Once the bread has baked and completely cooled, you can cut the loaves into smaller pieces, wrapping each in foil and freezing them. Then you can have small portions of homemade bread ready to defrost in a warm oven or else cut into slices to make toast or croutons.
- 1 1/4 oz. packet of active dry yeast (about 1 tablespoon)
- 2 1/4 cups lukewarm water (105° to 115° F)
- 1 teaspoon sugar
- 5 cups unbleached all purpose flour, plus extra for keeping the work surface floured
- 1/2 cup whole wheat flour
- 1 tablespoon salt
- Prepare two glass or metal 6-cup loaf pans by buttering or oiling using a tasteless oil, such as canola.
- In a small bowl or glass measuring cup, sprinkle the yeast over 1/4 cup of the warm water and stir in the sugar.
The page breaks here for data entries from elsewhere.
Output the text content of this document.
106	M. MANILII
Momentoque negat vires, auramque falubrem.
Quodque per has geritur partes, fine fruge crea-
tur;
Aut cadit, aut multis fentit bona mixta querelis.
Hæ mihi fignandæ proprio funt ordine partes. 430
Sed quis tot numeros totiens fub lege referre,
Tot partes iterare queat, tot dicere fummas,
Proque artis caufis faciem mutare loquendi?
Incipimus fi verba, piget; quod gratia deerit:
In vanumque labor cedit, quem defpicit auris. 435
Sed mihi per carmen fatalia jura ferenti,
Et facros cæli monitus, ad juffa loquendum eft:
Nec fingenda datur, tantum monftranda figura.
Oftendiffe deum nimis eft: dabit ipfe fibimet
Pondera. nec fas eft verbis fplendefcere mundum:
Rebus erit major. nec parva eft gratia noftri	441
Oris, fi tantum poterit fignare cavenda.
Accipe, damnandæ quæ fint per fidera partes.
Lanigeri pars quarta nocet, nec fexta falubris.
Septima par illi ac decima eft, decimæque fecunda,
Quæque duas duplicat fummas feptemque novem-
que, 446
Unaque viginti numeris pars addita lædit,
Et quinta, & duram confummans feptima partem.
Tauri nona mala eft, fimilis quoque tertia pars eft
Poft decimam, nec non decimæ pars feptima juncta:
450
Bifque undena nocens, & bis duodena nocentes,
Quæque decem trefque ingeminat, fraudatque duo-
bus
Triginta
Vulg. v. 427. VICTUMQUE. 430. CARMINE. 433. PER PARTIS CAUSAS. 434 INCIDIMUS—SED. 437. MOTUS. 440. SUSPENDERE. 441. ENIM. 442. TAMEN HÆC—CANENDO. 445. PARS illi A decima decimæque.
Let it stand until the surface becomes foamy, about 3 to 5 minutes.
- Pour the yeast mixture plus the remaining 2 cups of warm water into the basket of a food processor equipped with a plastic bread blade or alternatively, into the large bowl of an electric mixer equipped with a kneading hook.
- Add 2 1/2 cups of the all purpose flour and mix to combine.
- Add the whole wheat flour and salt and continue mixing to combine.
- At a 1/2 cup at a time, add 2 more cups of all purpose flour (you've now added a total of 5 cups of flour).
- At this point remove the dough and place it onto a floured surface and kneading it by hand for about 5 minutes, continue to add the remaining 1/2 cup of all purpose flour. Alternatively, if you're using an electric mixer, add the flour gradually with the mixer on low, continuing to mix for about 5 minutes. Your goal is to have a dough that is smooth and silky to the touch.
- With the dough on a floured surface, cut it into two pieces of equal size. Shape each piece into a loaf shape and place each into a prepared loaf pan. Cover the pans with plastic wrap and place in a warm, draft-free place and let the dough rise until it expands and fills each pan about 3/4-full. This will take about 1 to 1 1/4 hours.
- Preheat the oven to 400° F. Bake the loaves until they are golden brown and sound hollow when tipped out of their pans and tapped on the bottom, about 35 to 40 minutes.
- Remove the loaves from their pans and let cool on a rack.
- Resist cutting into the bread until almost completely cooled, about 1 hour.